Vitamin C, also known as ascorbic acid, maintains the body’s body tissues. Vitamin C is essential for wound healing, strengthening cartilage, teeth and bones, and immunity. Pea shoots and cabbage microgreens are great sources of Vitamin C.
Vitamin K aids the body in blood clotting and is helpful in bone metabolism. The microgreen garnet amaranth is a good source of Vitamin K, and although you may never have heard of amaranth, it is one of the most nutritionally-rich microgreens of all.

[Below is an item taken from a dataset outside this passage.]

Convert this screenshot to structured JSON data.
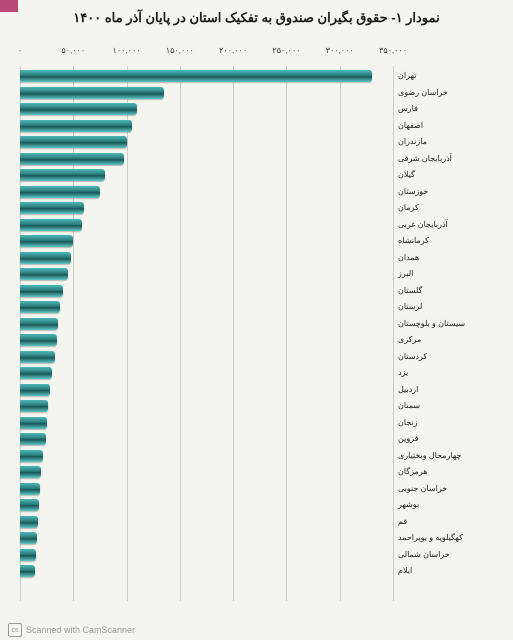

Because it is so prolific, Vitamin E is a vitamin you don’t want to skimp on. Vitamin E increases the health of blood, brain, and skin. According to the Mayo Clinic, it has been known to slow down the effects of Alzheimer’s disease and is also important for vision, liver function, and prostate health. Daikon radish microgreens are a great source of Vitamin E.
Vitamin B affects the way your brain works, the energy levels you possess, and how your cells metabolize. It also can prevent infection and promote cell health. Radishes and sunflowers are both great sources of Vitamin B.
Which Microgreens are the Healthiest?
There are a plethora of microgreens to choose from, and they all rate high on the healthy scale. Of course, eating any of them would boost your overall health, but what is the best of the best? If you only chose a few to add to your repertoire, which should they be? Of course part of the answer lies in personal preference because you should pick microgreens whose flavor you enjoy and those that you will eat. But if you are starting fresh and open to anything, here are some of the best.
The importance of cruciferous vegetables cannot be overstated. They ward off cancer, promote heart health, help immunity, and aid so many other systems in the body. Choose broccoli, kale, cabbage, radishes, and leafy greens to get the intense antioxidant qualities they offer.
Pea shoots are high in folates which convert carbohydrates to energy and make red and white blood cells in the bone marrow. They are also rich in Vitamins A and C, and offer a pleasant, sweet crunch.
Sunflower microgreens are important because they offer an immense supply of protein. They are also rich in zinc and Vitamins A, B, D and E. Sunflower microgreens have both a nutty and lemony flavor.
Wheatgrass is a veritable vegetable soup and will offer you Vitamins A, B, C, D, E as well as zinc, potassium, phosphorus, and selenium. Selenium has cancer-fighting properties, which help to make wheatgrass one of the most powerful microgreens.
Microgreens offer health benefits to a higher percentage than their full-grown counterparts, and their ability to cure disease has scientists clamoring to know more. There is no doubt that they are tasty, colorful, and filled with health benefits, and they make a great addition to any meal!